By the conduct and language of David who acknowledged the justice of God even in his own condemnation, and said, "Against thee only have I sinned; that thou mightest be justified in thy sayings, and overcome when thou art judged."[8]

That thou mightest be justified ... prevail ... when thou art judged ... These two clauses are a quotation from Psalms 51:4; and the circumstance under which David wrote that Psalm reveals the true meaning of these first four verses of chapter 3The fact under consideration was God's intrinsic righteousness; and here, Paul was disposing of the quibble that, merely because God had promised it, and despite human sin, the Jews were entitled to possess eternal life and Messiah's kingdom; he dramatically refuted such a notion by appealing to the example of so distinguished a Jew as David, the man after God's own heart, who, when he sinned, was under God's condemnation. David acknowledged the justice of his own condemnation in order, as he wrote in Psalms 51 (and quoted by Paul), that God might be justified in his words and prevail when he came into judgment. Of course, this means "in order that God might be justified "in the eyes of men," since it is the human view of God's righteousness Paul was discussing. The two clauses of the quotation (Psalms 51:4) form a Hebrew parallel thus:

That thou mightest be justified in thy sayings, And overcome when thou comest into judgment.

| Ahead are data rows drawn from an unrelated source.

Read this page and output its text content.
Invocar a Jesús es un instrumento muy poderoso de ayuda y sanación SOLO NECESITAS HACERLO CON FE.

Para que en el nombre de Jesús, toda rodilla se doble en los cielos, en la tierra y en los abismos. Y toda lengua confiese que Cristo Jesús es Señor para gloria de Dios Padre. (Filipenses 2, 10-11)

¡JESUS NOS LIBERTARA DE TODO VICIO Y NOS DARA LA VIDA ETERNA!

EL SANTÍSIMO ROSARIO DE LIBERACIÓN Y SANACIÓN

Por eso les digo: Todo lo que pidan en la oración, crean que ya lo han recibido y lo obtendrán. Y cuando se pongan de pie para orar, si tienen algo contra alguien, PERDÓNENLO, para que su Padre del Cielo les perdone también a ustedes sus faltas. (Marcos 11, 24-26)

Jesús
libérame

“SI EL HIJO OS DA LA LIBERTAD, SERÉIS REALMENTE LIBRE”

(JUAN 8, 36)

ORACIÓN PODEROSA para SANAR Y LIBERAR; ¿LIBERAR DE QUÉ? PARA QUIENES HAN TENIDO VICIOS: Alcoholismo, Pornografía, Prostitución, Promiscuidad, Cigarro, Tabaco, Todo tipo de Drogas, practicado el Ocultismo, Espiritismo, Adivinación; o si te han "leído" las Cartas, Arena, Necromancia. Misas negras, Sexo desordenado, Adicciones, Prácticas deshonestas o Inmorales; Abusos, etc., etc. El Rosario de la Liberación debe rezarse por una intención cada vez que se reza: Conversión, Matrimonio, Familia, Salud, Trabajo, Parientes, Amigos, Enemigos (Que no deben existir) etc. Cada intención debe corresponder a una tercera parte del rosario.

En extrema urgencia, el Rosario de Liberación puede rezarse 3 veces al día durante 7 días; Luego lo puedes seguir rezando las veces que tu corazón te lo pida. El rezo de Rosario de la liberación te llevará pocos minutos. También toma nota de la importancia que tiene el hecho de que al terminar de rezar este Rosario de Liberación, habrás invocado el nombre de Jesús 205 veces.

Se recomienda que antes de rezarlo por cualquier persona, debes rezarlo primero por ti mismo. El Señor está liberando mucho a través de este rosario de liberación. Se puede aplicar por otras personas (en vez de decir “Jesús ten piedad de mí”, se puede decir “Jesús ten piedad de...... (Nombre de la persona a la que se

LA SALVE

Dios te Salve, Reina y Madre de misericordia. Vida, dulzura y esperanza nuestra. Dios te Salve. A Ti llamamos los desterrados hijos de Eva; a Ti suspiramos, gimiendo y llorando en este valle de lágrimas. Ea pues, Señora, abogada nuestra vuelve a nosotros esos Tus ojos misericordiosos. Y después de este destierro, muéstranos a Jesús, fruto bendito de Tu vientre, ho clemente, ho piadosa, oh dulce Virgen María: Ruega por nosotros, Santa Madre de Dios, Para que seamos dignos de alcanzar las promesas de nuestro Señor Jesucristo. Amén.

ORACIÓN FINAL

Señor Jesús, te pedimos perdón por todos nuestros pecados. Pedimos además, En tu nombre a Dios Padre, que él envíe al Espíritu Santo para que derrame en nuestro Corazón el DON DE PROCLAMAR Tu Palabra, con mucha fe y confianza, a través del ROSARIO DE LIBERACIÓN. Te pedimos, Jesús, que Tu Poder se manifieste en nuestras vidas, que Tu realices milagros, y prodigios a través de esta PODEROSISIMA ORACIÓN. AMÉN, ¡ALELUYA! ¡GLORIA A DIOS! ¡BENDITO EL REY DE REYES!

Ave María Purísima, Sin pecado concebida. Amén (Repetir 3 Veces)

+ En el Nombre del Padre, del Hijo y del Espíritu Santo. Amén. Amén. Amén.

The second clause refers to God's coming into judgment (merely in a figure, of course) before the bar of human opinion. God is here presented as appearing before people's minds, as in a form of arraignment, and as receiving approval of all that is highest and best in human intelligence. Lard's perceptive thoughts on this are helpful. He wrote:

God is judged when he is arraigned in human thought, on his dealings with men. When thus arraigned, he must always come off victor. It is not enough that he must gain his cause, he must gain it triumphantly. This is the force of [@nikesis]. He must be shown to be absolutely innocent of every charge. Nor let it be imagined that God is seldom arraigned. He is arraigned in the very charge here considered; and, in countless ways, we, as it were, arraign him every day. We arraign him for creating us capable of sin, for exposing us to temptation, for subjecting us to death for another's sin, for appointing us to a life of hardship, for requiring us to be holy in the midst of great trials, for not revealing to us more of the future - on these counts, and many more, we arraign him. Not that we formally arraign him and accuse him of wrong; but we arraign him in our perplexities, in our discontents - in a word, in the very modes in which we think of him. Not to be wholly reconciled to God is to arraign him.[9]

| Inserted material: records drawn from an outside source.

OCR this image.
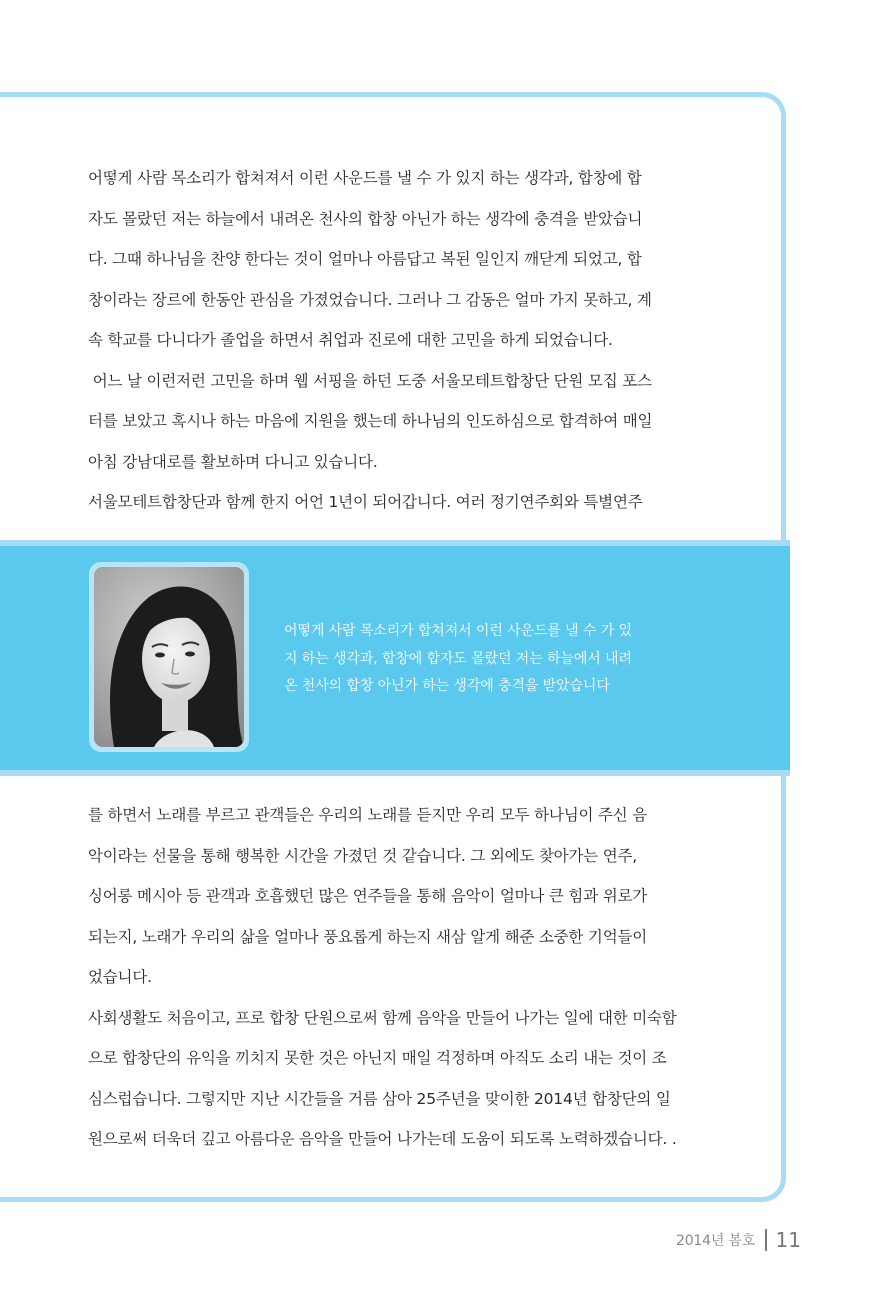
어떻게 사람 목소리가 합쳐져서 이런 사운드를 낼 수 가 있지 하는 생각과, 합창에 합

자도 몰랐던 저는 하늘에서 내려온 천사의 합창 아닌가 하는 생각에 충격을 받았습니

다. 그때 하나님을 찬양 한다는 것이 얼마나 아름답고 복된 일인지 깨닫게 되었고, 합

창이라는 장르에 한동안 관심을 가졌었습니다. 그러나 그 감동은 얼마 가지 못하고, 계

속 학교를 다니다가 졸업을 하면서 취업과 진로에 대한 고민을 하게 되었습니다.

어느 날 이런저런 고민을 하며 웹 서핑을 하던 도중 서울모테트합창단 단원 모집 포스

터를 보았고 혹시나 하는 마음에 지원을 했는데 하나님의 인도하심으로 합격하여 매일

아침 강남대로를 활보하며 다니고 있습니다.

서울모테트합창단과 함께 한지 어언 1년이 되어갑니다. 여러 정기연주회와 특별연주

어떻게 사람 목소리가 합쳐져서 이런 사운드를 낼 수 가 있

지 하는 생각과, 합창에 합자도 몰랐던 저는 하늘에서 내려

온 천사의 합창 아닌가 하는 생각에 충격을 받았습니다

를 하면서 노래를 부르고 관객들은 우리의 노래를 듣지만 우리 모두 하나님이 주신 음

악이라는 선물을 통해 행복한 시간을 가졌던 것 같습니다. 그 외에도 찾아가는 연주,

싱어롱 메시아 등 관객과 호흡했던 많은 연주들을 통해 음악이 얼마나 큰 힘과 위로가

되는지, 노래가 우리의 삶을 얼마나 풍요롭게 하는지 새삼 알게 해준 소중한 기억들이

었습니다.

사회생활도 처음이고, 프로 합창 단원으로써 함께 음악을 만들어 나가는 일에 대한 미숙함

으로 합창단의 유익을 끼치지 못한 것은 아닌지 매일 걱정하며 아직도 소리 내는 것이 조

심스럽습니다. 그렇지만 지난 시간들을 거름 삼아 25주년을 맞이한 2014년 합창단의 일

원으로써 더욱더 깊고 아름다운 음악을 만들어 나가는데 도움이 되도록 노력하겠습니다. .

2014년 봄호 11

Let all people, therefore, believe in and trust the absolute righteousness of God through whatever uncertainties, perplexities, disasters, sorrows, and tribulations life may bring. Fortunate indeed are they, like Job of old, who can exclaim in the midst of abounding calamities and throes of misery, "Though he slay me, yet will I trust him" (Job 13:15).

[5] Charles Hodge, Commentary on the Epistle to the Romans (Grand Rapids, Michigan: Wm. B. Eerdmans Publishing Company, 1968), p. 70.

[6] Ibid., p. 71.

[7] James Macknight, Apostolical Epistles (Nashville: Gospel Advocate Company, 1954), p. 61.

[8] Charles Hodge, op. cit., p. 71.

[9] Moses E. Lard, op. cit., p. 103.